DÖRDÜNCÜ NÜKTE
İnsan, şu kâinat içinde pek nazik ve nâzenin bir çocuğa benzer. Zaafında büyük bir kuvvet ve aczinde büyük bir kudret vardır. Çünkü o zaafın kuvvetiyle ve aczin kudretiyledir ki şu mevcudat ona musahhar olmuş. Eğer insan zaafını anlayıp kālen, halen, tavren dua etse ve aczini bilip istimdad eylese; o teshirin şükrünü eda ile beraber matlubuna öyle muvaffak olur ve maksatları ona öyle musahhar olur ki iktidar-ı zatîsiyle onun öşr-i mi’şarına muvaffak olamaz. Yalnız bazı vakit lisan-ı hal duasıyla hasıl olan bir matlubunu yanlış olarak kendi iktidarına hamleder. Mesela, tavuğun yavrusunun zaafındaki kuvvet, tavuğu arslana saldırtır. Yeni dünyaya gelen arslanın yavrusu, o canavar ve aç arslanı kendine musahhar edip onu aç bırakıp
kendi tok oluyor. İşte cây-ı dikkat zaaftaki bir kuvvet ve şâyan-ı temaşa bir cilve-i rahmet…

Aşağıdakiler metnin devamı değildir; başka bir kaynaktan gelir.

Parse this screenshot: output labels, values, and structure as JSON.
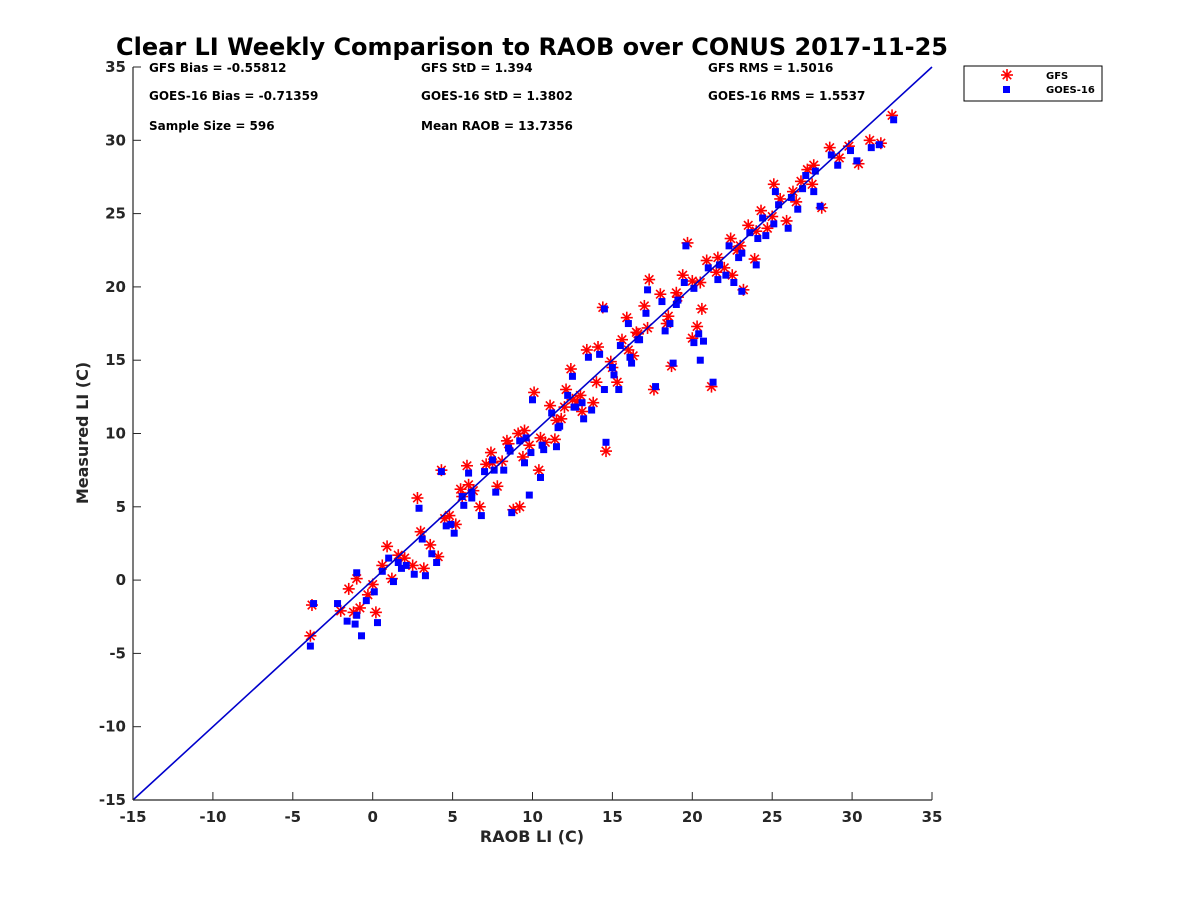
{
  "chart_data": {
    "type": "scatter",
    "title": "Clear LI Weekly Comparison to RAOB over CONUS 2017-11-25",
    "xlabel": "RAOB LI (C)",
    "ylabel": "Measured LI (C)",
    "xlim": [
      -15,
      35
    ],
    "ylim": [
      -15,
      35
    ],
    "xticks": [
      "-15",
      "-10",
      "-5",
      "0",
      "5",
      "10",
      "15",
      "20",
      "25",
      "30",
      "35"
    ],
    "yticks": [
      "-15",
      "-10",
      "-5",
      "0",
      "5",
      "10",
      "15",
      "20",
      "25",
      "30",
      "35"
    ],
    "grid": false,
    "legend_position": "outside top-right",
    "reference_line": {
      "name": "1:1 line",
      "color": "#0000cc",
      "from": [
        -15,
        -15
      ],
      "to": [
        35,
        35
      ]
    },
    "stats": {
      "gfs_bias": "GFS Bias = -0.55812",
      "goes_bias": "GOES-16 Bias = -0.71359",
      "sample_size": "Sample Size = 596",
      "gfs_std": "GFS StD = 1.394",
      "goes_std": "GOES-16 StD = 1.3802",
      "mean_raob": "Mean RAOB = 13.7356",
      "gfs_rms": "GFS RMS = 1.5016",
      "goes_rms": "GOES-16 RMS = 1.5537"
    },
    "series": [
      {
        "name": "GFS",
        "marker": "asterisk",
        "color": "#ff0000",
        "x": [
          -3.9,
          -3.8,
          -2.0,
          -1.5,
          -1.2,
          -1.0,
          -0.8,
          -0.3,
          0.2,
          0.6,
          0.9,
          1.2,
          1.6,
          2.0,
          2.5,
          2.8,
          3.2,
          3.6,
          4.1,
          4.3,
          4.8,
          5.2,
          5.6,
          5.9,
          6.3,
          6.7,
          7.1,
          7.4,
          7.8,
          8.1,
          8.4,
          8.8,
          9.1,
          9.4,
          9.8,
          10.1,
          10.4,
          10.8,
          11.1,
          11.4,
          11.8,
          12.1,
          12.4,
          12.8,
          13.1,
          13.4,
          13.8,
          14.1,
          14.4,
          14.6,
          14.9,
          15.3,
          15.6,
          15.9,
          16.3,
          16.6,
          17.0,
          17.3,
          17.6,
          18.0,
          18.4,
          18.7,
          19.1,
          19.4,
          19.7,
          20.0,
          20.3,
          20.6,
          20.9,
          21.2,
          21.6,
          22.0,
          22.4,
          22.8,
          23.2,
          23.5,
          23.9,
          24.3,
          24.7,
          25.1,
          25.5,
          25.9,
          26.3,
          26.8,
          27.2,
          27.6,
          28.1,
          28.6,
          29.2,
          29.8,
          30.4,
          31.1,
          31.8,
          32.5,
          17.2,
          20.5,
          9.2,
          12.0,
          6.0,
          22.5,
          26.5,
          10.5,
          14.0,
          8.5,
          24.0,
          16.5,
          11.5,
          7.5,
          19.0,
          15.0,
          13.0,
          21.5,
          5.5,
          18.5,
          12.5,
          9.5,
          25.0,
          27.5,
          0.0,
          3.0,
          4.5,
          23.0,
          20.0,
          16.0
        ],
        "y": [
          -3.8,
          -1.7,
          -2.1,
          -0.6,
          -2.2,
          0.1,
          -1.9,
          -1.0,
          -2.2,
          1.0,
          2.3,
          0.1,
          1.7,
          1.5,
          1.0,
          5.6,
          0.8,
          2.4,
          1.6,
          7.5,
          4.4,
          3.8,
          5.7,
          7.8,
          6.1,
          5.0,
          7.9,
          8.7,
          6.4,
          8.1,
          9.5,
          4.8,
          10.0,
          8.4,
          9.2,
          12.8,
          7.5,
          9.4,
          11.9,
          9.6,
          11.0,
          13.0,
          14.4,
          12.2,
          11.5,
          15.7,
          12.1,
          15.9,
          18.6,
          8.8,
          14.9,
          13.5,
          16.4,
          17.9,
          15.3,
          16.8,
          18.7,
          20.5,
          13.0,
          19.5,
          17.5,
          14.6,
          19.3,
          20.8,
          23.0,
          16.5,
          17.3,
          18.5,
          21.8,
          13.2,
          22.0,
          21.3,
          23.3,
          22.5,
          19.8,
          24.2,
          21.9,
          25.2,
          24.0,
          27.0,
          26.0,
          24.5,
          26.5,
          27.2,
          28.0,
          28.3,
          25.4,
          29.5,
          28.8,
          29.6,
          28.4,
          30.0,
          29.8,
          31.7,
          17.2,
          20.3,
          5.0,
          11.8,
          6.5,
          20.8,
          25.8,
          9.7,
          13.5,
          9.3,
          23.8,
          16.9,
          10.9,
          8.0,
          19.6,
          14.5,
          12.6,
          21.0,
          6.2,
          18.0,
          12.3,
          10.2,
          24.8,
          27.0,
          -0.3,
          3.3,
          4.2,
          22.8,
          20.4,
          15.7
        ]
      },
      {
        "name": "GOES-16",
        "marker": "square",
        "color": "#0000ff",
        "x": [
          -3.9,
          -3.7,
          -2.2,
          -1.6,
          -1.1,
          -1.0,
          -0.7,
          -0.4,
          0.3,
          0.6,
          1.0,
          1.3,
          1.6,
          2.1,
          2.6,
          2.9,
          3.3,
          3.7,
          4.0,
          4.3,
          4.9,
          5.1,
          5.7,
          6.0,
          6.2,
          6.8,
          7.0,
          7.5,
          7.7,
          8.2,
          8.5,
          8.7,
          9.2,
          9.5,
          9.9,
          10.0,
          10.5,
          10.7,
          11.2,
          11.5,
          11.7,
          12.2,
          12.5,
          12.7,
          13.2,
          13.5,
          13.7,
          14.2,
          14.5,
          14.6,
          15.0,
          15.4,
          15.5,
          16.0,
          16.2,
          16.7,
          17.1,
          17.2,
          17.7,
          18.1,
          18.3,
          18.8,
          19.0,
          19.5,
          19.6,
          20.1,
          20.4,
          20.5,
          21.0,
          21.3,
          21.7,
          22.1,
          22.3,
          22.9,
          23.1,
          23.6,
          24.0,
          24.4,
          24.6,
          25.2,
          25.4,
          26.0,
          26.2,
          26.9,
          27.1,
          27.7,
          28.0,
          28.7,
          29.1,
          29.9,
          30.3,
          31.2,
          31.7,
          32.6,
          20.7,
          9.8,
          14.5,
          6.2,
          22.6,
          26.6,
          10.6,
          8.6,
          24.1,
          16.6,
          11.6,
          7.6,
          19.1,
          15.1,
          13.1,
          21.6,
          5.6,
          18.6,
          12.6,
          9.6,
          25.1,
          27.6,
          0.1,
          3.1,
          4.6,
          23.1,
          20.1,
          16.1,
          -1.0,
          1.8
        ],
        "y": [
          -4.5,
          -1.6,
          -1.6,
          -2.8,
          -3.0,
          0.5,
          -3.8,
          -1.4,
          -2.9,
          0.6,
          1.5,
          -0.1,
          1.2,
          1.0,
          0.4,
          4.9,
          0.3,
          1.8,
          1.2,
          7.4,
          3.8,
          3.2,
          5.1,
          7.3,
          5.6,
          4.4,
          7.4,
          8.2,
          6.0,
          7.5,
          9.0,
          4.6,
          9.5,
          8.0,
          8.7,
          12.3,
          7.0,
          8.9,
          11.4,
          9.1,
          10.5,
          12.6,
          13.9,
          11.8,
          11.0,
          15.2,
          11.6,
          15.4,
          18.5,
          9.4,
          14.5,
          13.0,
          16.0,
          17.5,
          14.8,
          16.4,
          18.2,
          19.8,
          13.2,
          19.0,
          17.0,
          14.8,
          18.8,
          20.3,
          22.8,
          16.2,
          16.8,
          15.0,
          21.3,
          13.5,
          21.5,
          20.8,
          22.8,
          22.0,
          19.7,
          23.7,
          21.5,
          24.7,
          23.5,
          26.5,
          25.6,
          24.0,
          26.1,
          26.7,
          27.6,
          27.9,
          25.5,
          29.0,
          28.3,
          29.3,
          28.6,
          29.5,
          29.7,
          31.4,
          16.3,
          5.8,
          13.0,
          6.0,
          20.3,
          25.3,
          9.2,
          8.8,
          23.3,
          16.4,
          10.4,
          7.5,
          19.1,
          14.0,
          12.1,
          20.5,
          5.7,
          17.5,
          11.8,
          9.7,
          24.3,
          26.5,
          -0.8,
          2.8,
          3.7,
          22.3,
          19.9,
          15.2,
          -2.4,
          0.8
        ]
      }
    ]
  }
}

Nasıl ki nazdar bir çocuk ağlamasıyla ya istemesiyle ya hazîn haliyle matlublarına öyle muvaffak olur ve öyle kavîler ona musahhar olurlar ki o matlublardan binden birisine bin defa kuvvetçiğiyle yetişemez. Demek zaaf ve acz, onun hakkında şefkat ve himayeti tahrik ettikleri için küçücük parmağıyla kahramanları kendine musahhar eder. Şimdi böyle bir çocuk, o şefkati inkâr etmek ve o himayeti ittiham etmek suretiyle ahmakane bir gurur ile “Ben kuvvetimle bunları teshir ediyorum.” dese, elbette bir tokat yiyecektir.
İşte insan dahi Hâlık’ının rahmetini inkâr ve hikmetini ittiham edecek bir tarzda küfran-ı nimet suretinde Karun gibi
اِنَّمَٓا اُوتٖيتُهُ عَلٰى عِلْمٍ
yani “Ben kendi ilmimle, kendi iktidarımla kazandım.” dese, elbette sille-i azaba kendini müstahak eder.
Demek şu meşhud saltanat-ı insaniyet ve terakkiyat-ı beşeriye ve kemalât-ı medeniyet; celb ile değil, galebe ile değil, cidal ile değil, belki ona, onun zaafı için teshir edilmiş, onun aczi için ona muavenet edilmiş, onun fakrı için ona ihsan edilmiş, onun cehli için ona ilham edilmiş, onun ihtiyacı için ona ikram edilmiş. Ve o saltanatın sebebi, kuvvet ve iktidar-ı ilmî değil, belki şefkat ve re’fet-i Rabbaniye ve rahmet ve hikmet-i İlahiyedir ki eşyayı ona teshir etmiştir. Evet, bir gözsüz akrep ve ayaksız bir yılan gibi haşerata mağlup olan insana, bir küçük kurttan ipeği giydiren ve zehirli bir böcekten balı yediren; onun iktidarı değil, belki onun zaafının semeresi olan teshir-i Rabbanî ve ikram-ı Rahmanîdir.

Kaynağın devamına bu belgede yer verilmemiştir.